It's a Wonderful Life

From Brian Wilson and Syd Barrett to Vic Chesnutt, the pop landscape is dotted with oddball isolationists lost in their own sonic playgrounds, unconcerned with whether anyone but their own shy shelves is listening to their fragile melodies. Recently, this freak-family tree has grown to include the Eels’ Mark Everett and Mark Linkous, the Virginia-rooted auteur behind Sparklehorse. One could call Linkous the band’s driving force if he didn’t sound so paralyzed with ennui — and he’s never been more so than on It’s a Wonderful Life, Sparklehorse’s third collection of gorgeous gloom.

Linkous, who writes the songs and plays numerous instruments, sings in the same dry, ragged voice that he had on 1999’s major-label debut Good Morning Spider. But this time, the music is even more haunted. The brittle keyboards and violins make for the sound of an Appalachian funeral. It’s the O Brother, Where Art Thou? for the modern death-obsessed introvert. Linkous, a clearly well-connected loner, is joined by the likes of Tom Waits, who grumbles unintelligibly through the clunker ”Dog Door,” and the Cardigans’ Nina Persson, who offsets Linkous’ voice with hearth-like harmonies. PJ Harvey helps raise the roof on ”Piano Fire,” which scrapes and clatters like great scuzz rock should. They’re all like friends who drop by Linkous’ basement, say hi, and then quickly depart.

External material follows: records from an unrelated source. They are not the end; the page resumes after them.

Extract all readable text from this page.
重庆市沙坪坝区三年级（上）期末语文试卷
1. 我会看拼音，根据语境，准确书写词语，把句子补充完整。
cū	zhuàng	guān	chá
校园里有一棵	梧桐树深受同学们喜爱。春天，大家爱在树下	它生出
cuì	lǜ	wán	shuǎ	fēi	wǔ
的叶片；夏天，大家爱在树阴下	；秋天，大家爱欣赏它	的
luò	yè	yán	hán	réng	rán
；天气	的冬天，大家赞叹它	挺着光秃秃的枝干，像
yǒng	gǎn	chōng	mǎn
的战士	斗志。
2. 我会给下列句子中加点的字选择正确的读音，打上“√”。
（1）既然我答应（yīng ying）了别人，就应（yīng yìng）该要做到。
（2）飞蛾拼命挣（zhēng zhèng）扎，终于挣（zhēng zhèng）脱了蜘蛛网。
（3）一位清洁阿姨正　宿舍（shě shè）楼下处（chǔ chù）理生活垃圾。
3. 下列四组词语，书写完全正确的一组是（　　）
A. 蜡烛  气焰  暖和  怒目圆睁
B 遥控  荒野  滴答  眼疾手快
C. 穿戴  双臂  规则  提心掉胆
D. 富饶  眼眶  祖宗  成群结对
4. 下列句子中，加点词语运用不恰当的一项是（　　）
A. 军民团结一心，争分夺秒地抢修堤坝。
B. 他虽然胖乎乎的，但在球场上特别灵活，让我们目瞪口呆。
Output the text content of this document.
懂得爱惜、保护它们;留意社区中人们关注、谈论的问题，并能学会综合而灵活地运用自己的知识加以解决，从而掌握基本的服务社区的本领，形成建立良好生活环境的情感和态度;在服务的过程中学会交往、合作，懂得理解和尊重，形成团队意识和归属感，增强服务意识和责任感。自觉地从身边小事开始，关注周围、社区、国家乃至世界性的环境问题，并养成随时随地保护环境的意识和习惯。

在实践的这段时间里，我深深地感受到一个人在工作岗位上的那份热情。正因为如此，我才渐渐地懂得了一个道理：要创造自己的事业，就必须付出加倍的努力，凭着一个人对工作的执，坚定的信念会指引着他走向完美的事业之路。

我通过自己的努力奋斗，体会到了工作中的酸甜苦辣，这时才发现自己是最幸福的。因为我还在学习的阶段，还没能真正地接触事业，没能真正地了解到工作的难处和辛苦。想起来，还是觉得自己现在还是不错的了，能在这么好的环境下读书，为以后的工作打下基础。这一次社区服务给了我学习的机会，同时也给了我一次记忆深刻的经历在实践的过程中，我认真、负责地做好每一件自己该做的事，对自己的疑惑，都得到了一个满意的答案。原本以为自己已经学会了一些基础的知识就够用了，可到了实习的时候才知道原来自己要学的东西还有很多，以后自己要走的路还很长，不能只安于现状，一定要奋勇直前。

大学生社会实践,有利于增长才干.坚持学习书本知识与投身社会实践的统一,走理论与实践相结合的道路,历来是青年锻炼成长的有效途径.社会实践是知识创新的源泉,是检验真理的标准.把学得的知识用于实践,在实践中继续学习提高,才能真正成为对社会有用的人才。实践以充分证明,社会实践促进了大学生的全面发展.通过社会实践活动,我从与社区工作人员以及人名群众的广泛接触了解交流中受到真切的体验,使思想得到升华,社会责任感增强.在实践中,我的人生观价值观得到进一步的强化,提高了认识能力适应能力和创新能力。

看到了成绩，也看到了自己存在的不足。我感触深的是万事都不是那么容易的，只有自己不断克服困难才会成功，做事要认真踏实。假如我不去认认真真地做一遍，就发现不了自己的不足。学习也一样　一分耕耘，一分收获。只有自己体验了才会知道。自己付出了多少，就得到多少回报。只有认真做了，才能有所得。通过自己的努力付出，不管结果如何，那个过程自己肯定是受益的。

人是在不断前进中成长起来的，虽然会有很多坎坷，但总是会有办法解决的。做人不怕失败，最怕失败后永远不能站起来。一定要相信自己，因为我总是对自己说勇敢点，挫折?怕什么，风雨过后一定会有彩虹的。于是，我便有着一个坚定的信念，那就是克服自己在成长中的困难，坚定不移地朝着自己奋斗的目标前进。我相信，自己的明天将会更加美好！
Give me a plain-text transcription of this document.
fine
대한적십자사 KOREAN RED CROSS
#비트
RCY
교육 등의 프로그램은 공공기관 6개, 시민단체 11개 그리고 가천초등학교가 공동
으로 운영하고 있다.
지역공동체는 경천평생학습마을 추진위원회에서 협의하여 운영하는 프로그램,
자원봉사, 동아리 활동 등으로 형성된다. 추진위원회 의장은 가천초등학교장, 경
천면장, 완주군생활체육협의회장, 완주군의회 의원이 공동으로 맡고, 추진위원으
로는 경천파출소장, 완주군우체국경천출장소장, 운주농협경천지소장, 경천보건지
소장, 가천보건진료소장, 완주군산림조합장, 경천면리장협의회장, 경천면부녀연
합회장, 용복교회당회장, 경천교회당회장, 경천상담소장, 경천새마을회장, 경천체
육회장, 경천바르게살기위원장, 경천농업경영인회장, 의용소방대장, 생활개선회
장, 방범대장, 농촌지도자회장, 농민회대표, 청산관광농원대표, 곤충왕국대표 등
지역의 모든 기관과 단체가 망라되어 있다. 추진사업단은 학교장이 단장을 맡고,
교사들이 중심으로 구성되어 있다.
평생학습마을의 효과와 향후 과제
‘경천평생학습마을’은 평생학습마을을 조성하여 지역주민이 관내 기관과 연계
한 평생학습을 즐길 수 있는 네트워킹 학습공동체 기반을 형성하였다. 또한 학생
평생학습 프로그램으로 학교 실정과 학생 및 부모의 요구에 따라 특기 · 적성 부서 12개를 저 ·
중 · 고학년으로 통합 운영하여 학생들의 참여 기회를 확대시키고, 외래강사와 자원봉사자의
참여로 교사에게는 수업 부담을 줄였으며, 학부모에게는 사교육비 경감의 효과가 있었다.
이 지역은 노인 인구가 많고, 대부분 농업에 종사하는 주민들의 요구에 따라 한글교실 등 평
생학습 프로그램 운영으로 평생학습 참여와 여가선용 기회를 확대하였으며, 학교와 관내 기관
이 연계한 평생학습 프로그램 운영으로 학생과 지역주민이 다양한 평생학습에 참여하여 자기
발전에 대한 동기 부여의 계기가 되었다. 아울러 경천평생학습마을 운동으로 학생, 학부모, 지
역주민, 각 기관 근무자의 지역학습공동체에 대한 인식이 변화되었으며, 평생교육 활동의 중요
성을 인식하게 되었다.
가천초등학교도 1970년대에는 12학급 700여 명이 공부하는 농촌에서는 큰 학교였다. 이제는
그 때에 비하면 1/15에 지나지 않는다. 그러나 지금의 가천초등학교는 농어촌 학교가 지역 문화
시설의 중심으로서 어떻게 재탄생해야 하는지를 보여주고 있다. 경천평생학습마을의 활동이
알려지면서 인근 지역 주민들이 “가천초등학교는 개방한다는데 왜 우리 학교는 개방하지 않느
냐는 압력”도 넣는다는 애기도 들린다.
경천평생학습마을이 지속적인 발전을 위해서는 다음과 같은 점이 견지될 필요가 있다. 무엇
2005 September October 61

And who can blame them? In the grand tradition of pop kooks, Linkous has a gift for visual lyrics flecked with Blair Witch eeriness: Was there a murder that led to blood ”rushing up the stairs” in ”King of Nails”? What’s with the cat asleep on his chest, ”stealing my breath,” in ”Eyepennies”? Or the snakes, ”sunken barges,” and ”graves of cats” that litter the other songs? It’s revealing that the album’s most emotionally direct song, a lament for dissipated love called ”Morning Hollow,” is a hidden track. For Linkous, as with his unorthodox predecessors, feelings can be as painful as popularity.